Now, if you’ve ever heard of this guy before, chances are you’ve already fallen asleep. But don’t freak out!

So what is KL Divergence? Well, let me put it this way imagine you have two cats named Fluffy and Whiskers. You want to compare how much they like their food bowls by measuring something called “cat preference.” But here’s the catch: instead of just comparing which cat eats more out of each bowl (which would be too simple), we need to take into account how much each cat likes or dislikes each bowl.

That’s where KL Divergence comes in! It measures the difference between two probability distributions, and can help us figure out whether Fluffy prefers her food from Bowl A over Bowl B (or vice versa).

Now, if you’re still with me, Let’s kick this off with some math. The formula for KL Divergence is:

D(P || Q) = sum [ P(x) * log2(P(x)/Q(x)) ]

Where P and Q are the two probability distributions we want to compare (in our case, Fluffy’s preferences for Bowl A vs. Bowl B).

So let’s say that Fluffy eats from Bowl A with a probability of 0.75, and from Bowl B with a probability of 0.25. And let’s also assume that Whiskers has the opposite preference she likes Bowl B more than Bowl A (with probabilities of 0.25 and 0.75 respectively).

To calculate KL Divergence, we would plug these numbers into our formula:

D(P || Q) = sum [ P(x) * log2(P(x)/Q(x)) ]

For Fluffy’s preferences for Bowl A vs.
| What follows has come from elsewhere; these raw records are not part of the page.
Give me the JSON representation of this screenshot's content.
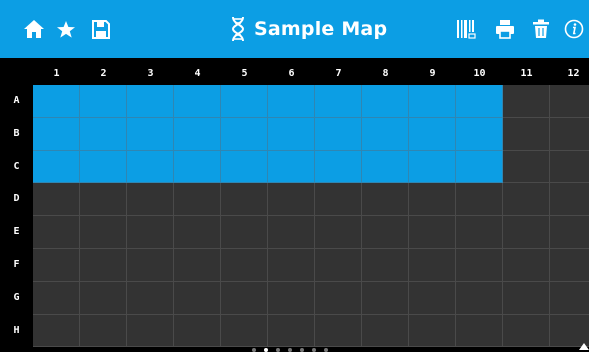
{
  "toolbar": {
    "icons": [
      "home-icon",
      "star-icon",
      "save-icon",
      "dna-icon",
      "barcode-icon",
      "print-icon",
      "trash-icon",
      "info-icon"
    ]
  },
  "title": "Sample Map",
  "grid": {
    "columns": [
      "1",
      "2",
      "3",
      "4",
      "5",
      "6",
      "7",
      "8",
      "9",
      "10",
      "11",
      "12"
    ],
    "rows": [
      "A",
      "B",
      "C",
      "D",
      "E",
      "F",
      "G",
      "H"
    ],
    "selected_rows": [
      "A",
      "B",
      "C"
    ],
    "selected_columns": [
      "1",
      "2",
      "3",
      "4",
      "5",
      "6",
      "7",
      "8",
      "9",
      "10"
    ]
  },
  "pagination": {
    "pages": 7,
    "active": 2
  },
  "colors": {
    "accent": "#0c9ee4",
    "cell": "#333333",
    "background": "#000000"
  }
}
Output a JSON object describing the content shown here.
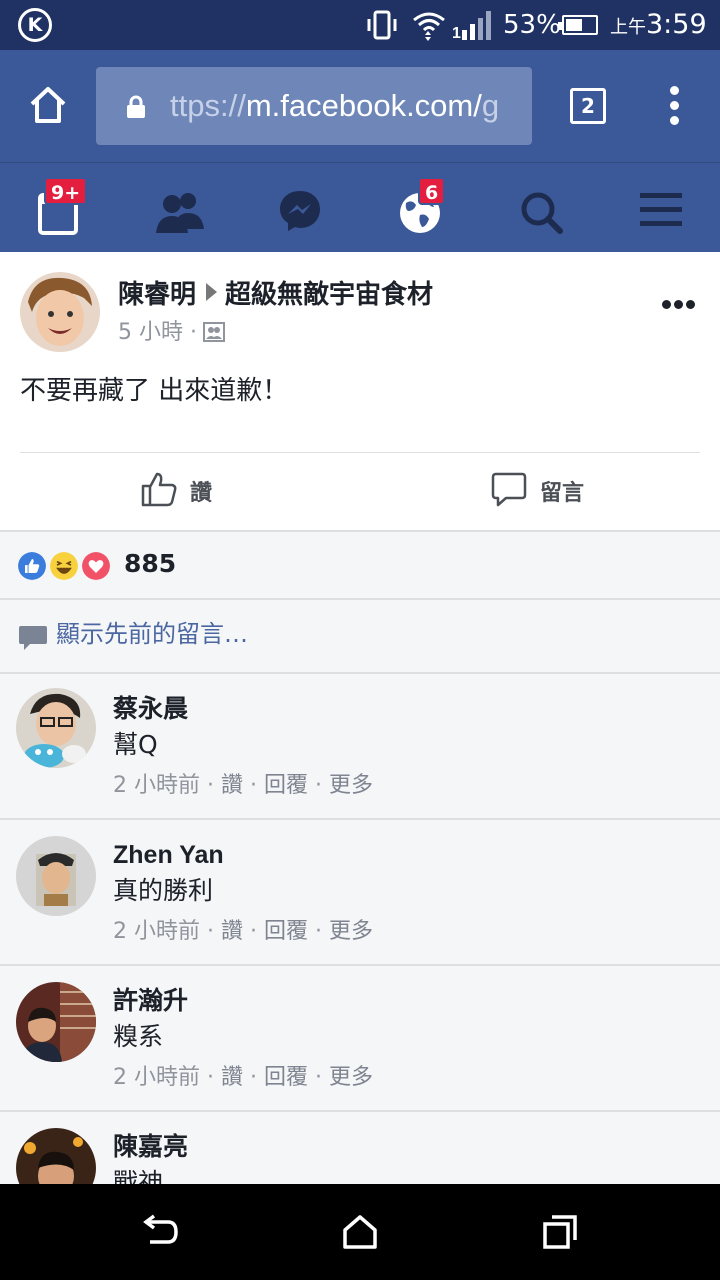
{
  "status_bar": {
    "battery_percent": "53%",
    "time_prefix": "上午",
    "time": "3:59"
  },
  "browser": {
    "url_prefix": "ttps://",
    "url_host": "m.facebook.com/",
    "url_tail": "g",
    "tab_count": "2"
  },
  "fb_nav": {
    "feed_badge": "9+",
    "notifications_badge": "6",
    "icons": [
      "news-feed-icon",
      "friends-icon",
      "messenger-icon",
      "globe-icon",
      "search-icon",
      "menu-icon"
    ]
  },
  "post": {
    "author": "陳睿明",
    "group": "超級無敵宇宙食材",
    "time": "5 小時 ·",
    "text": "不要再藏了 出來道歉！",
    "like_label": "讚",
    "comment_label": "留言"
  },
  "reactions": {
    "count": "885",
    "colors": {
      "like": "#3b7ddd",
      "haha": "#f7d23e",
      "love": "#f25268"
    }
  },
  "previous_comments_label": "顯示先前的留言…",
  "comments": [
    {
      "name": "蔡永晨",
      "text": "幫Q",
      "time": "2 小時前",
      "like": "讚",
      "reply": "回覆",
      "more": "更多"
    },
    {
      "name": "Zhen Yan",
      "text": "真的勝利",
      "time": "2 小時前",
      "like": "讚",
      "reply": "回覆",
      "more": "更多"
    },
    {
      "name": "許瀚升",
      "text": "糗系",
      "time": "2 小時前",
      "like": "讚",
      "reply": "回覆",
      "more": "更多"
    },
    {
      "name": "陳嘉亮",
      "text": "戰神"
    }
  ],
  "meta_separator": "·"
}
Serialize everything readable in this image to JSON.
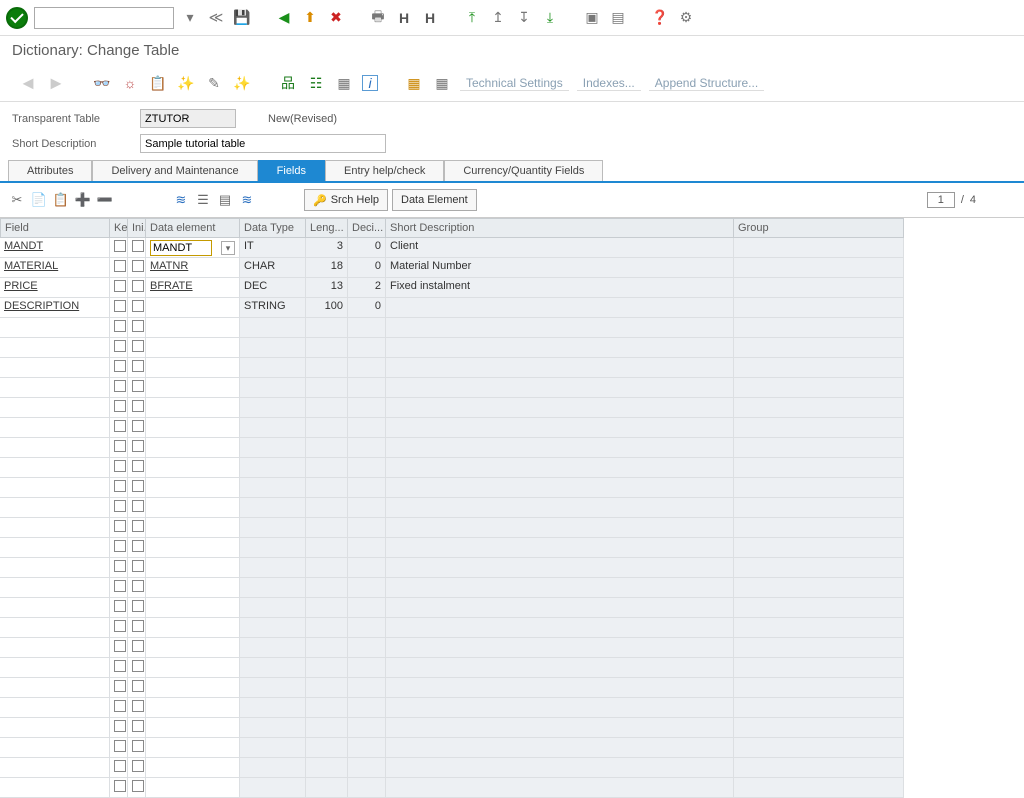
{
  "header": {
    "title": "Dictionary: Change Table"
  },
  "subbar": {
    "tech_settings": "Technical Settings",
    "indexes": "Indexes...",
    "append": "Append Structure..."
  },
  "form": {
    "table_lbl": "Transparent Table",
    "table_val": "ZTUTOR",
    "status": "New(Revised)",
    "desc_lbl": "Short Description",
    "desc_val": "Sample tutorial table"
  },
  "tabs": {
    "attributes": "Attributes",
    "delivery": "Delivery and Maintenance",
    "fields": "Fields",
    "entryhelp": "Entry help/check",
    "currency": "Currency/Quantity Fields"
  },
  "fieldsbar": {
    "srch_help": "Srch Help",
    "data_element": "Data Element"
  },
  "pager": {
    "current": "1",
    "sep": "/",
    "total": "4"
  },
  "columns": {
    "field": "Field",
    "key": "Key",
    "init": "Ini...",
    "data_element": "Data element",
    "data_type": "Data Type",
    "length": "Leng...",
    "deci": "Deci...",
    "short": "Short Description",
    "group": "Group"
  },
  "rows": [
    {
      "field": "MANDT",
      "de": "MANDT",
      "editing": true,
      "dt": "IT",
      "len": "3",
      "dec": "0",
      "sd": "Client"
    },
    {
      "field": "MATERIAL",
      "de": "MATNR",
      "dt": "CHAR",
      "len": "18",
      "dec": "0",
      "sd": "Material Number"
    },
    {
      "field": "PRICE",
      "de": "BFRATE",
      "dt": "DEC",
      "len": "13",
      "dec": "2",
      "sd": "Fixed instalment"
    },
    {
      "field": "DESCRIPTION",
      "de": "",
      "dt": "STRING",
      "len": "100",
      "dec": "0",
      "sd": ""
    }
  ],
  "empty_rows": 24
}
Whiskers’ preferences for Bowl B (which is essentially comparing Fluffy to the opposite of herself), we get:

D(Fluffy || Whiskers) = 0.75 * log2(0.75/0.25) + 0.25 * log2(0.25/0.75)

We have our KL Divergence score, which tells us how different Fluffy’s preferences are from Whiskers’. In this case, the result is:

D(Fluffy || Whiskers) = 1.68 bits (or nats if you prefer)

Now go forth and calculate some KL Divergences of your own just don’t blame us if you fall asleep in the process!